The Sunshine State Digital Network (SSDN) is a service hub for the Digital Public Library of America (DPLA), and has it’s administrative home here in FSU’s Special Collections & Archives division. One main activity of SSDN is collecting metadata for digital collections around the state and passing it along to DPLA for inclusion in their portal.
Way back in 2018 we had our first harvest of 94,557 records from 4 partners. Since then contributions have more than tripled to 319,310 records from 28 partners. With this increase have come growing pains. Execution time for a harvest has ballooned to around six hours. More burdensome is that the entire harvest runs as a single process. Any errors occurring along the way require restarting the harvest from the beginning.

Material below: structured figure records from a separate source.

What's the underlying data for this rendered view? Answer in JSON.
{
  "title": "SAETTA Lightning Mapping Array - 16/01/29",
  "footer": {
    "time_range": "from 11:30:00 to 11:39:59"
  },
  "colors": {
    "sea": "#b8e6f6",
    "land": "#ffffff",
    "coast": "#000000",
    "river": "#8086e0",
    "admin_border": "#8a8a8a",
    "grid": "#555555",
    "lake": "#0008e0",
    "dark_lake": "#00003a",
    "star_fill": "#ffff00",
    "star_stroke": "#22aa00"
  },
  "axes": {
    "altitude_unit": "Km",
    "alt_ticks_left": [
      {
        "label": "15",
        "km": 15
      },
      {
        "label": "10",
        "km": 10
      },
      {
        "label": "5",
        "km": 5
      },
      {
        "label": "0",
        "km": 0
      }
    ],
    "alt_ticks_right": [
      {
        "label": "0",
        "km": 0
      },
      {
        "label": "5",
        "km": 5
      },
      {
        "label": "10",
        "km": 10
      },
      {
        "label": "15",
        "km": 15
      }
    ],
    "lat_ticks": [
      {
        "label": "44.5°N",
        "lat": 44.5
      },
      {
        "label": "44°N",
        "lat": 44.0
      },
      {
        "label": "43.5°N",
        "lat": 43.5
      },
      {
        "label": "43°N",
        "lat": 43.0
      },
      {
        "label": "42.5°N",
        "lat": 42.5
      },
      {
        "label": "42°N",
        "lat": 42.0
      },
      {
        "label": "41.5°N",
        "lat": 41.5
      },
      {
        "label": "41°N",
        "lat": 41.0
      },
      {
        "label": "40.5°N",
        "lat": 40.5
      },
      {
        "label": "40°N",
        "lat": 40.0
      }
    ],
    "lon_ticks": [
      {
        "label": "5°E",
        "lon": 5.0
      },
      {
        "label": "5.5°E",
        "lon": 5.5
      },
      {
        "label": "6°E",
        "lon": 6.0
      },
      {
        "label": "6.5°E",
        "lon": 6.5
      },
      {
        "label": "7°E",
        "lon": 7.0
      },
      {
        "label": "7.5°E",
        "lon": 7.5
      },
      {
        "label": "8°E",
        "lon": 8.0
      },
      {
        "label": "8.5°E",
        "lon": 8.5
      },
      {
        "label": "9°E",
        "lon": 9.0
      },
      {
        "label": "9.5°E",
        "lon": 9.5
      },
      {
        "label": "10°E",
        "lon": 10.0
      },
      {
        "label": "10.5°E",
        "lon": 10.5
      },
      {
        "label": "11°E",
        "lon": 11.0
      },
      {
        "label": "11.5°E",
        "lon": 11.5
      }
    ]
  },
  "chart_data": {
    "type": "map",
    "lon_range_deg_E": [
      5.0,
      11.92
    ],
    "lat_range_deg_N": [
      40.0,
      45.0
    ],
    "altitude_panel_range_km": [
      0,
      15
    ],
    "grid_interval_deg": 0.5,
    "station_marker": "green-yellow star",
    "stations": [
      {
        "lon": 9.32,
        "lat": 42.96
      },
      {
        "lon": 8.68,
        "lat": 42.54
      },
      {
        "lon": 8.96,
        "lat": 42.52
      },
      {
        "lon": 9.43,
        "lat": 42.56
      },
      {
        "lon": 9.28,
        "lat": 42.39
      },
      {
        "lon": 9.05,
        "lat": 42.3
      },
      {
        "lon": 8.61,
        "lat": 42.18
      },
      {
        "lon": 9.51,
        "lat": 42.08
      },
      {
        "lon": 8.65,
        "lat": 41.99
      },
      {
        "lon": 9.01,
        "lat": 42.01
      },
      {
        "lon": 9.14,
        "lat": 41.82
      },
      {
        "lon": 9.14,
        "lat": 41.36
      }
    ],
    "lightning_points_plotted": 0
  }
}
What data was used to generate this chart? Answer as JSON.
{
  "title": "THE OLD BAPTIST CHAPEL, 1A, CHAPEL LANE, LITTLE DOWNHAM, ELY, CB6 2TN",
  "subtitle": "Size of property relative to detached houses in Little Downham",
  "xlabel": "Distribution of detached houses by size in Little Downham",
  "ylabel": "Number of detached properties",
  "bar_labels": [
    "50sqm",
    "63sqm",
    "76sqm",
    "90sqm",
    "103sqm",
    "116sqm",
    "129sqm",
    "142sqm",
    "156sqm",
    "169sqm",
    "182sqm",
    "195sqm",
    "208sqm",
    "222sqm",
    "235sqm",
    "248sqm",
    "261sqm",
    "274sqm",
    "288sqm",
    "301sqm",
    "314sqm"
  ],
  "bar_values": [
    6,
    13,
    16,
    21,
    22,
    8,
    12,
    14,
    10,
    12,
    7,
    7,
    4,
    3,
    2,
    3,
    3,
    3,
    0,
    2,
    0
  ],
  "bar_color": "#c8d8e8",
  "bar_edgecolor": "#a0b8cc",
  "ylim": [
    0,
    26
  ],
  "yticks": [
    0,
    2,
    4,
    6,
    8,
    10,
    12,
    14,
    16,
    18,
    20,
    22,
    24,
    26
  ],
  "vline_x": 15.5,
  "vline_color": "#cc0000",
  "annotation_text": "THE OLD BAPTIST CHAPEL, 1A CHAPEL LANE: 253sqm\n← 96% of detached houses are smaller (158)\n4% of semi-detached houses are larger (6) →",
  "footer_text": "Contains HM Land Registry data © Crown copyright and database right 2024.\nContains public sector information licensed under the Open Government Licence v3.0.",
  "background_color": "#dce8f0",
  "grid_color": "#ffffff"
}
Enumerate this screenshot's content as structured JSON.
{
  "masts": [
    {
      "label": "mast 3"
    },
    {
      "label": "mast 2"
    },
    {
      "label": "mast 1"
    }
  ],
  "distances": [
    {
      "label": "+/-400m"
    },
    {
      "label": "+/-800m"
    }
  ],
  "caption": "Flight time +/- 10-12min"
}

PA Digital takes the credit for recognizing that harvest tasks look a lot like what the technology sector have identified as Extract, Transform, Load (ETL) processes. There are many ETL software solutions available. PA Digital moved their metadata collection activities into Apache Airflow, and now SSDN is following suit.
Moving into Airflow has many advantages. One is the design philosophy of tasks within it. Airflow manages the execution of steps, so they don’t have to be bundled together into one monolithic process. Ideally they’re separated into as small of steps as possible, so that recovering from an error is easier to manage, and can be fixed as the rest of the workflow continues running. Airflow also uses a web-based dashboard to monitor and control harvest tasks. This makes identifying errors in the process easier.
SSDN is excited for this evolution in their harvesting infrastructure. The first live harvest is scheduled for November of this year.